Structural and phase transformations in quasi-binary TiNi–TiCu alloys with thermomechanical shape-memory effects

Abstract

The structure, thermoelastic martensitic transformations, and physical properties of the usual microcrystalline and rapidly quenched submicrocrystalline ternary alloys of the quasi-binary TiNi–TiCu section with a copper content to 35 at % have been studied in a wide temperature range. The fine structure of the alloys has been investigated by the methods of the analytical transmission and scanning electron microscopy, and selected-area electron diffraction, including the in situ heating and cooling in the column of the microscope. The main specific features of the premartensitic state of the B2 austenite, the morphology, and the fine structure of the B19 and B19′ martensitic phases have been established, and their evolution upon the alloying with copper and upon grain refinement and cooling and heating in situ have been studied.

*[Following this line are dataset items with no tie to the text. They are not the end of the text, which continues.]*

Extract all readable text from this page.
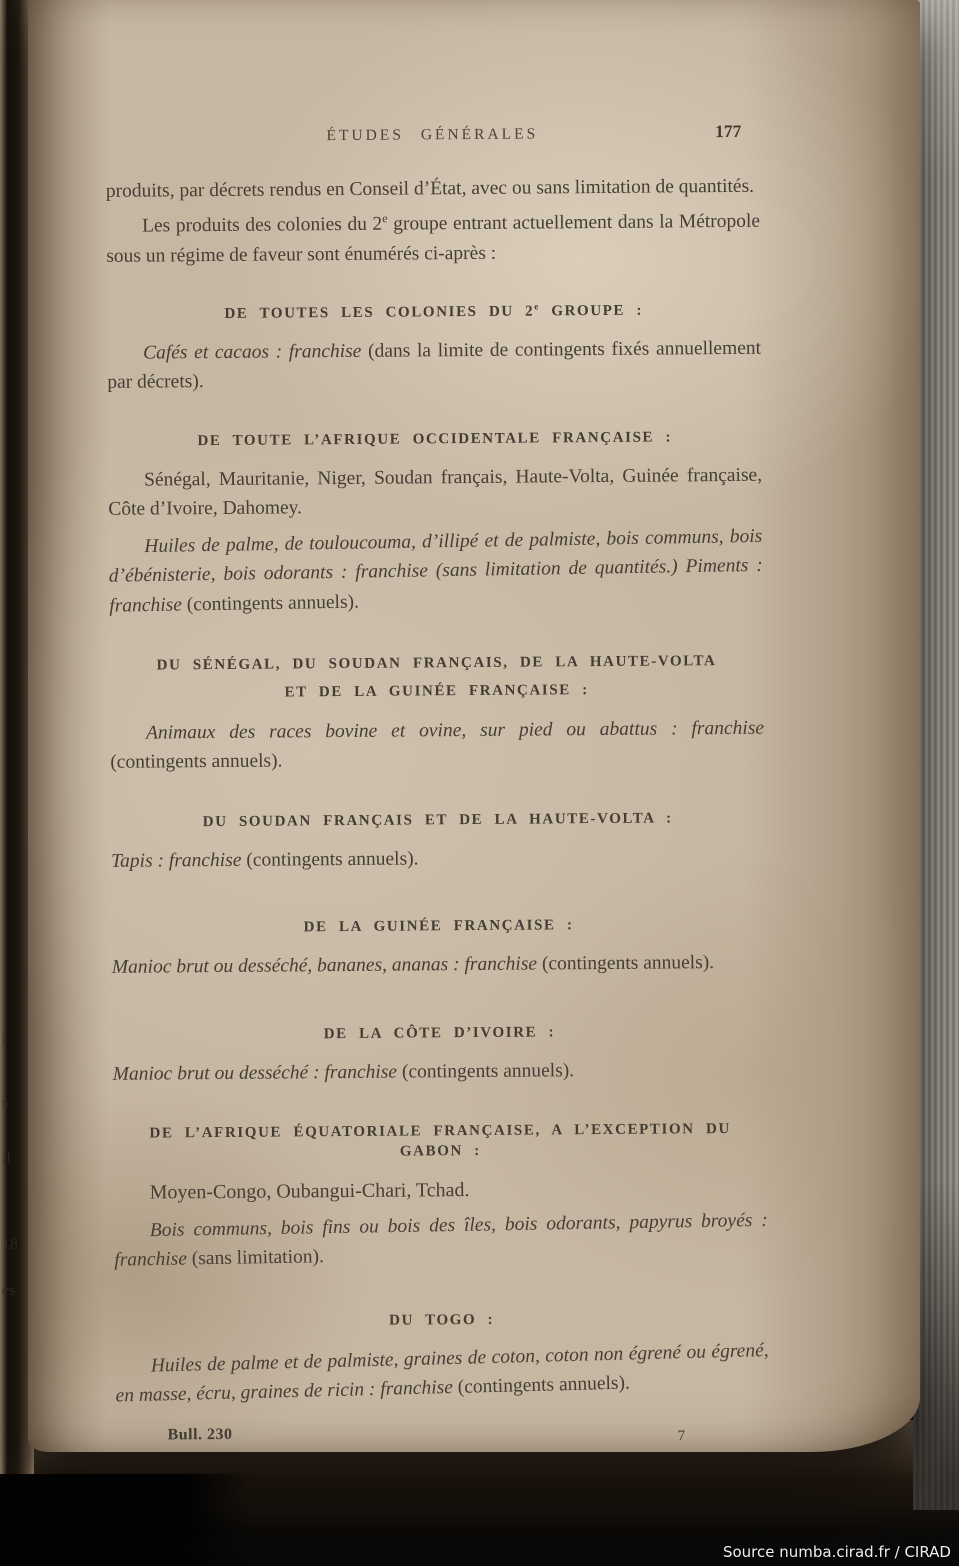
i
s
il
18
es
ÉTUDES GÉNÉRALES	177

produits, par décrets rendus en Conseil d’État, avec ou sans limitation de quantités.

Les produits des colonies du 2e groupe entrant actuellement dans la Métropole sous un régime de faveur sont énumérés ci-après :

DE TOUTES LES COLONIES DU 2e GROUPE :

Cafés et cacaos : franchise (dans la limite de contingents fixés annuellement par décrets).

DE TOUTE L’AFRIQUE OCCIDENTALE FRANÇAISE :

Sénégal, Mauritanie, Niger, Soudan français, Haute-Volta, Guinée française, Côte d’Ivoire, Dahomey.

Huiles de palme, de touloucouma, d’illipé et de palmiste, bois communs, bois d’ébénisterie, bois odorants : franchise (sans limitation de quantités.) Piments : franchise (contingents annuels).

DU SÉNÉGAL, DU SOUDAN FRANÇAIS, DE LA HAUTE-VOLTA
ET DE LA GUINÉE FRANÇAISE :

Animaux des races bovine et ovine, sur pied ou abattus : franchise (contingents annuels).

DU SOUDAN FRANÇAIS ET DE LA HAUTE-VOLTA :

Tapis : franchise (contingents annuels).

DE LA GUINÉE FRANÇAISE :

Manioc brut ou desséché, bananes, ananas : franchise (contingents annuels).

DE LA CÔTE D’IVOIRE :

Manioc brut ou desséché : franchise (contingents annuels).

DE L’AFRIQUE ÉQUATORIALE FRANÇAISE, A L’EXCEPTION DU GABON :

Moyen-Congo, Oubangui-Chari, Tchad.

Bois communs, bois fins ou bois des îles, bois odorants, papyrus broyés : franchise (sans limitation).

DU TOGO :

Huiles de palme et de palmiste, graines de coton, coton non égrené ou égrené, en masse, écru, graines de ricin : franchise (contingents annuels).

Bull. 230	7
Source numba.cirad.fr / CIRAD
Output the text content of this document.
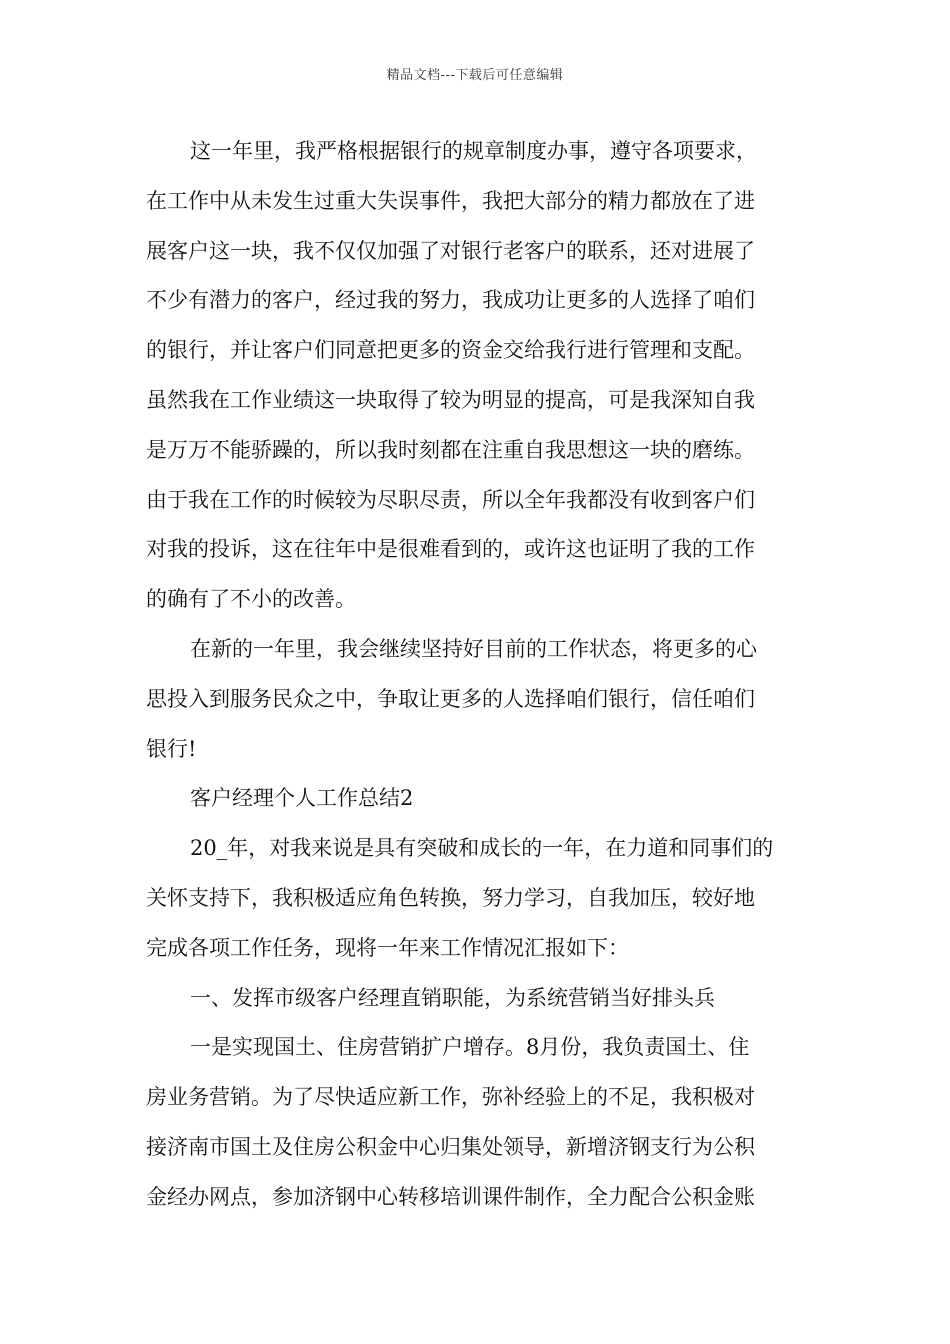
精品文档---下载后可任意编辑
这一年里，我严格根据银行的规章制度办事，遵守各项要求，
在工作中从未发生过重大失误事件，我把大部分的精力都放在了进
展客户这一块，我不仅仅加强了对银行老客户的联系，还对进展了
不少有潜力的客户，经过我的努力，我成功让更多的人选择了咱们
的银行，并让客户们同意把更多的资金交给我行进行管理和支配。
虽然我在工作业绩这一块取得了较为明显的提高，可是我深知自我
是万万不能骄躁的，所以我时刻都在注重自我思想这一块的磨练。
由于我在工作的时候较为尽职尽责，所以全年我都没有收到客户们
对我的投诉，这在往年中是很难看到的，或许这也证明了我的工作
的确有了不小的改善。
在新的一年里，我会继续坚持好目前的工作状态，将更多的心
思投入到服务民众之中，争取让更多的人选择咱们银行，信任咱们
银行!
客户经理个人工作总结2
20_年，对我来说是具有突破和成长的一年，在力道和同事们的
关怀支持下，我积极适应角色转换，努力学习，自我加压，较好地
完成各项工作任务，现将一年来工作情况汇报如下：
一、发挥市级客户经理直销职能，为系统营销当好排头兵
一是实现国土、住房营销扩户增存。8月份，我负责国土、住
房业务营销。为了尽快适应新工作，弥补经验上的不足，我积极对
接济南市国土及住房公积金中心归集处领导，新增济钢支行为公积
金经办网点，参加济钢中心转移培训课件制作，全力配合公积金账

According to the data of the temperature measurements of electrical resistance, magnetic susceptibility, and XRD analysis, generalized complete diagrams of the B2 ↔ B19′, B2 ↔ B19 ↔ B19′ and B2↔ B19 martensitic transformations that occur upon cooling in these alloys with an increase in the copper concentration in the limits of 0–8, 8–15, and 15–35 at %, respectively, have been constructed.